Rattles Ankündigung, das Londoner Orchester in gut zweieinhalb Jahren zu verlassen und einen neuen Posten in München anzutreten, hatte die Klassikwelt in Großbritannien geschockt. Es gab Vermutungen, der Brexit könnte ein Grund dafür sein. Es wäre einfach, politische Erklärungen für seine Entscheidung zu finden, sagte Rattle. „Aber ich muss sagen, die Wahrheit ist, dass meine Entscheidung natürlich musikalischer Natur war, aber auch sehr persönlich.“

Rattle mit seiner dritten Ehefrau, der tschechischen Mezzosopranistin Magdalena Kožená (Foto von 2010)

Seine drei Kinder blühten auf, wenn beide Eltern zu Hause seien.

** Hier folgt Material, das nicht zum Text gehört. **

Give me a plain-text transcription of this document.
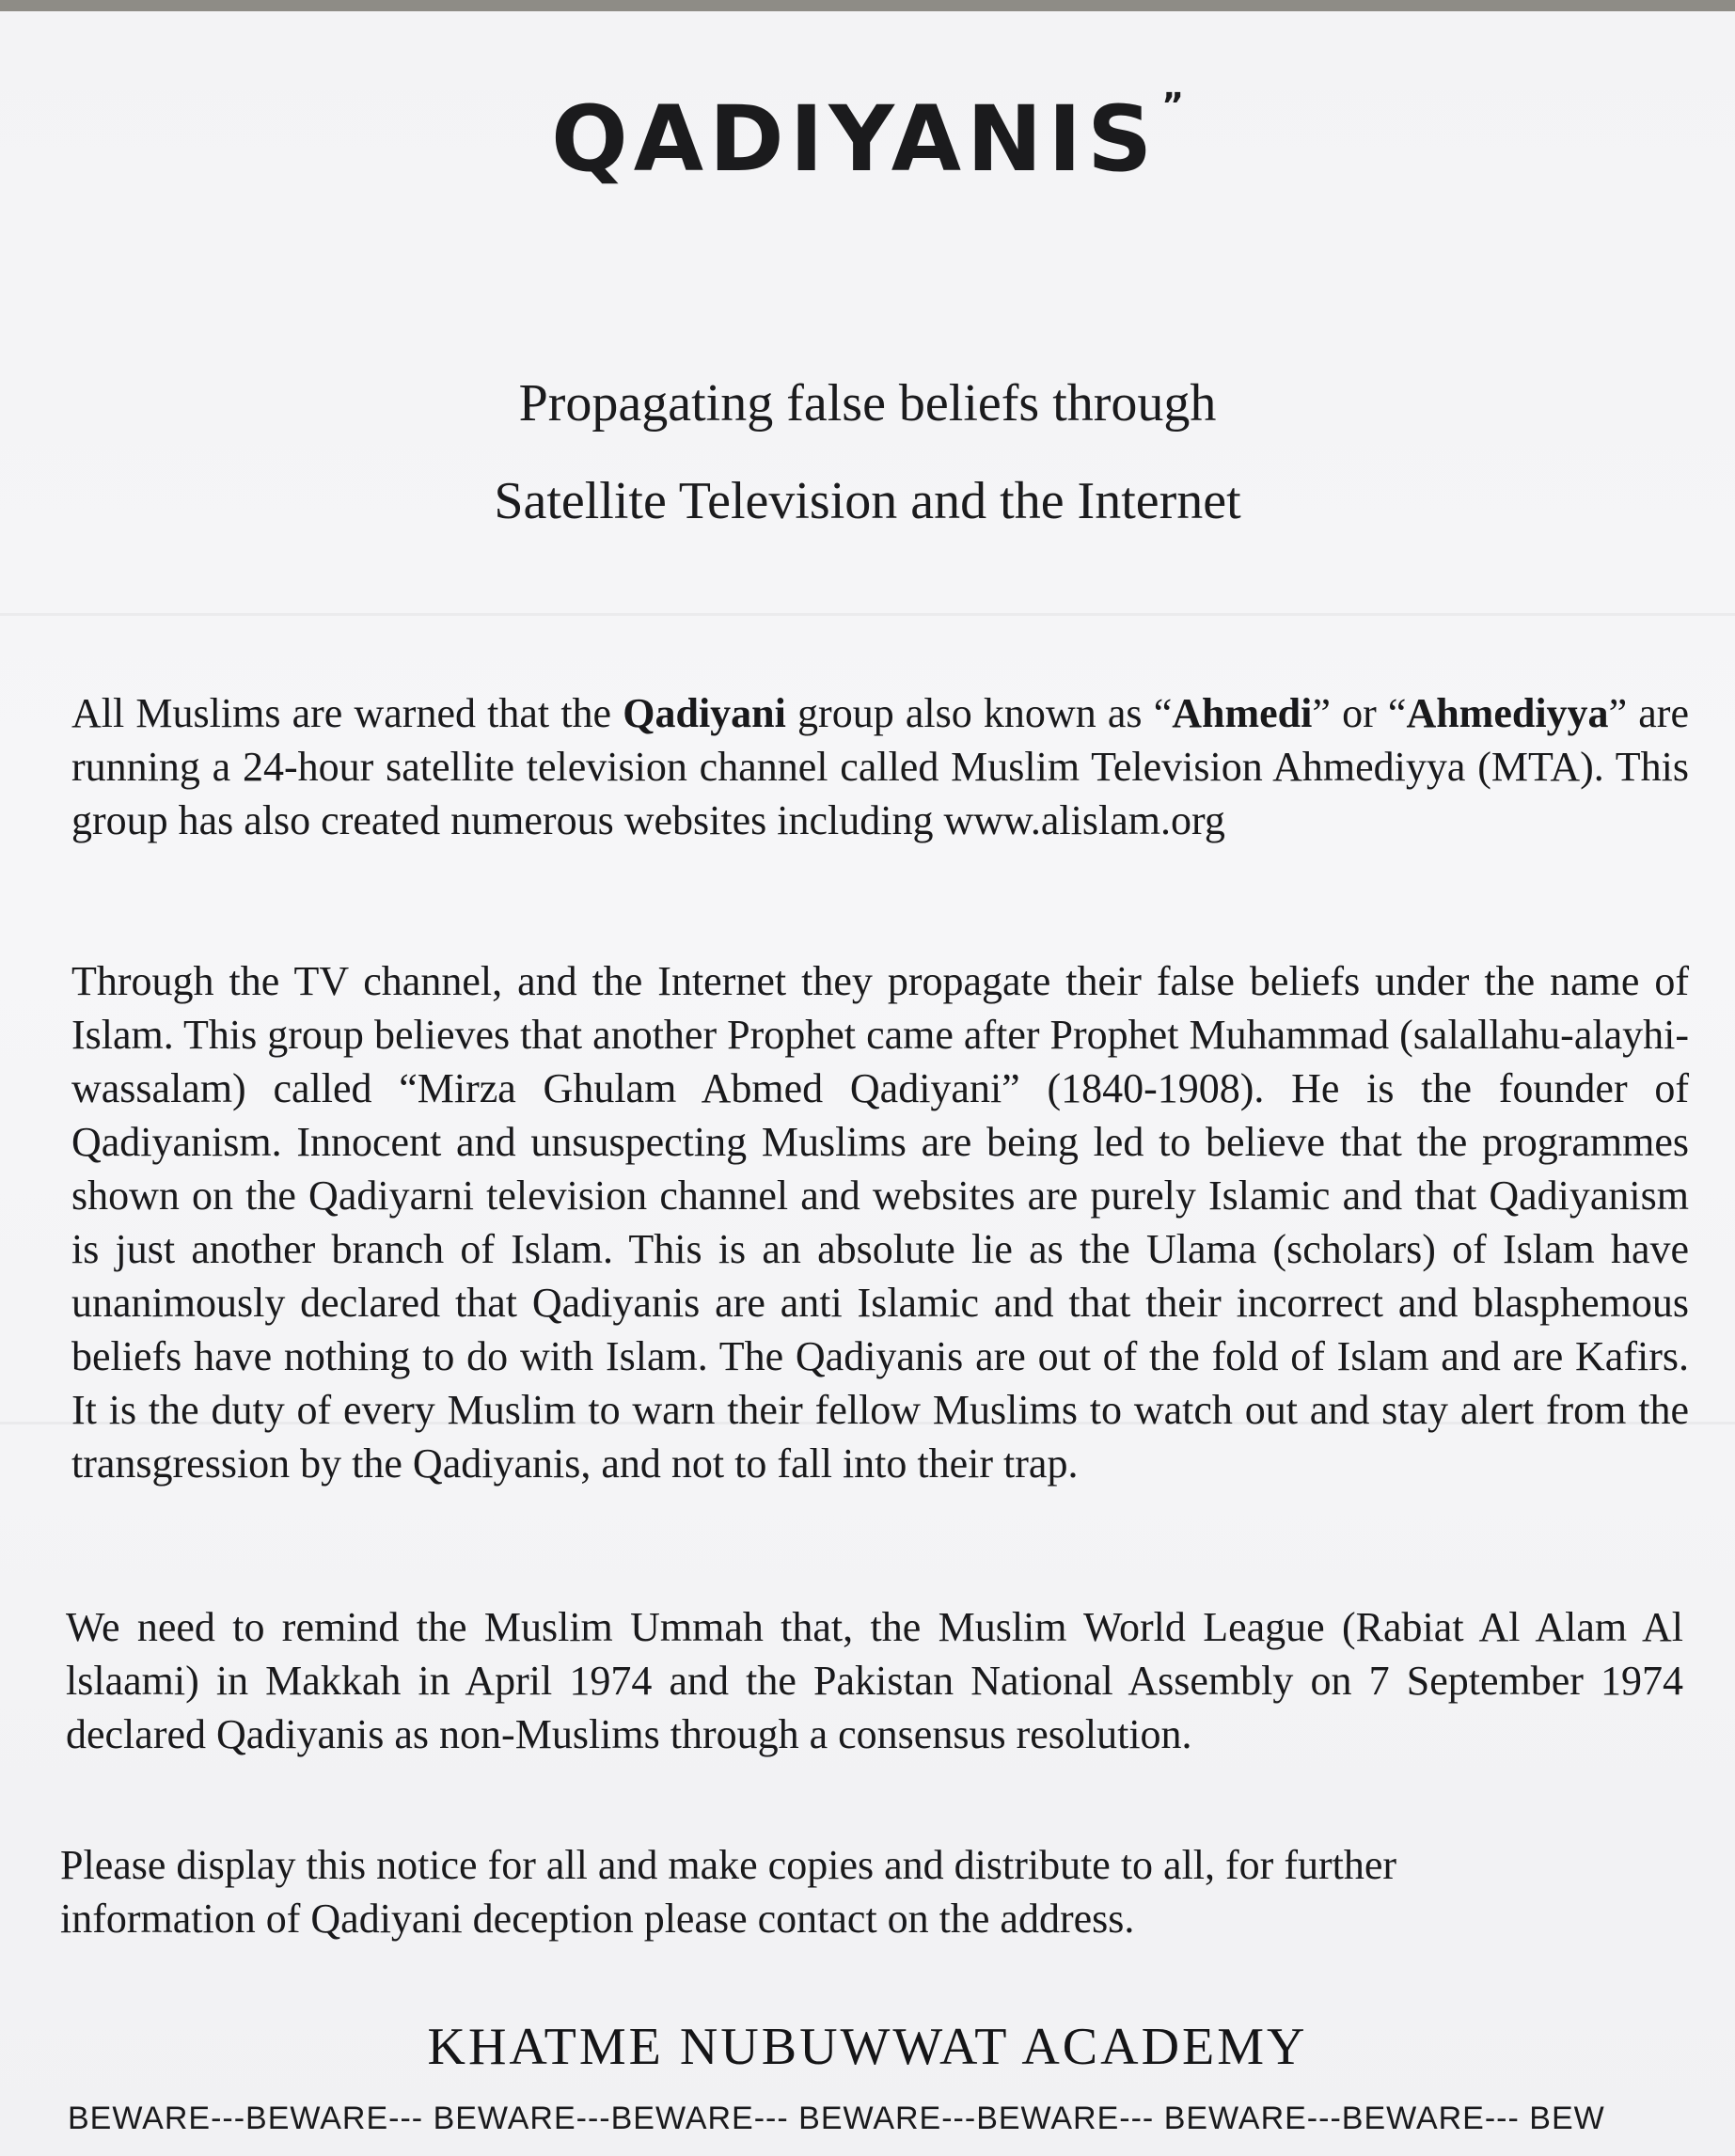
QADIYANIS ”
Propagating false beliefs through
Satellite Television and the Internet
All Muslims are warned that the Qadiyani group also known as “Ahmedi” or “Ahmediyya” are running a 24-hour satellite television channel called Muslim Television Ahmediyya (MTA). This group has also created numerous websites including www.alislam.org
Through the TV channel, and the Internet they propagate their false beliefs under the name of Islam. This group believes that another Prophet came after Prophet Muhammad (salallahu-alayhi-wassalam) called “Mirza Ghulam Abmed Qadiyani” (1840-1908). He is the founder of Qadiyanism. Innocent and unsuspecting Muslims are being led to believe that the programmes shown on the Qadiyarni television channel and websites are purely Islamic and that Qadiyanism is just another branch of Islam. This is an absolute lie as the Ulama (scholars) of Islam have unanimously declared that Qadiyanis are anti Islamic and that their incorrect and blasphemous beliefs have nothing to do with Islam. The Qadiyanis are out of the fold of Islam and are Kafirs. It is the duty of every Muslim to warn their fellow Muslims to watch out and stay alert from the transgression by the Qadiyanis, and not to fall into their trap.
We need to remind the Muslim Ummah that, the Muslim World League (Rabiat Al Alam Al lslaami) in Makkah in April 1974 and the Pakistan National Assembly on 7 September 1974 declared Qadiyanis as non-Muslims through a consensus resolution.
Please display this notice for all and make copies and distribute to all, for further information of Qadiyani deception please contact on the address.
KHATME NUBUWWAT ACADEMY
BEWARE---BEWARE--- BEWARE---BEWARE--- BEWARE---BEWARE--- BEWARE---BEWARE--- BEW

Wohnen will er auch als Münchner Chefdirigent weiter in Berlin, wo er schon länger mit seiner Familie zu Hause ist. „Berlin ist meine Heimat“, erklärte Rattle. Den Kontakt nach London will er aber nicht abreißen lassen. Bis zum Ende seiner Karriere wolle er jedes Jahr vier bis sechs Wochen mit dem Londoner Symphonieorchester arbeiten – „solange ihr es mit mir aushaltet“.

Ein bisschen Kritik an Großbritannien übte Rattle dann aber doch. Es sei nie einfach gewesen, in der britischen Kulturbranche zu sein. Aber jetzt sei es härter als sonst. Schwierig sei etwa die Tatsache, dass Künstler wegen des Brexits nun Visa für Europa bräuchten. Das mache das Leben für Musiker extrem schwierig. Der Brexit sei aber kein Ende, sondern ein Anfang, „der Anfang von Verhandlungen“.